Андерсон. Великолепно. Дрожу от нетерпения, но никаких сомнений, колебаний…

Анджело. Граф, помни об одном. Это ведь все равно как на войне. Разведданные и план операций могут быть лучшими в мире. Но бывает, что все идет наперекосяк. Возникают непредвиденные обстоятельства. Кто-то из жильцов может завопить. Кролик вдруг превращается в льва. Нежданно-негаданно является легавый, потому что ему захотелось пописать. Происходят самые безумные вещи, то, что и предположить было нельзя. Ты меня понимаешь?

Андерсон. Да.

Анджело. Так что ты должен проявлять гибкость. План у тебя хороший, но будь готов к импровизации, к тому, что могут быть неожиданности.

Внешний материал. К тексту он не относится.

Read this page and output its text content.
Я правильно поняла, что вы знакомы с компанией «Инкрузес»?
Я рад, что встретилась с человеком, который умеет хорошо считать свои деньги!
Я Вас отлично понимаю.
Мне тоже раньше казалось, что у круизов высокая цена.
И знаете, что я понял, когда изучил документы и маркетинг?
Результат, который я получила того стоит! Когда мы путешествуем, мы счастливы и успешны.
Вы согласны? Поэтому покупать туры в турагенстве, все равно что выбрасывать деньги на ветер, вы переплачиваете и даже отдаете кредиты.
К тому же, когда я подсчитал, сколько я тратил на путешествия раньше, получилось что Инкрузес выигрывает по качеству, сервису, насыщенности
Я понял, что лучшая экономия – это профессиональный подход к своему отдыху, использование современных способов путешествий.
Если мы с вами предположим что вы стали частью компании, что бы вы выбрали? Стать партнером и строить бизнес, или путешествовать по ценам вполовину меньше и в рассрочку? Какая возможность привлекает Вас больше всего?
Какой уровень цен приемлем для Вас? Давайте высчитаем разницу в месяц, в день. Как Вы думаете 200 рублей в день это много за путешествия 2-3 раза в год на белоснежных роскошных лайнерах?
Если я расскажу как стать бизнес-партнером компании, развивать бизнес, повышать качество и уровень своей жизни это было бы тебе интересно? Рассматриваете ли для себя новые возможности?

Не теряйся, если произойдет то, чего ты не предполагал.

Андерсон. Не буду.

Анджело. Я знаю. Ты профессионал. Потому-то мы и дали добро. Мы тебе верим.

Андерсон. Спасибо.

52

Показания Тима О’Лири, данные под присягой, продиктованные и подписанные им самим (проживает по адресу: Халверстон-драйв, 648, Рослин, Нью-Йорк). Стенограмма NYPD-SIS N146-11 от 7 сентября 1968 года.

В ночь с тридцать первого августа сего года на первое сентября, в канун Дня труда, я был на дежурстве в доме 535 по Восточной Семьдесят третьей улице, где я работаю швейцаром, с полуночи до восьми утра. Как обычно, я прибыл на дежурство за десять минут до положенного и затем пошел в подвал. В коридоре, который ведет от квартирки техника в помещения, где расположена бойлерная, есть три шкафчика для одежды. Там я переоделся в форму. Летом это коричневый пиджак, черные брюки, белая рубашка и галстук-бабочка.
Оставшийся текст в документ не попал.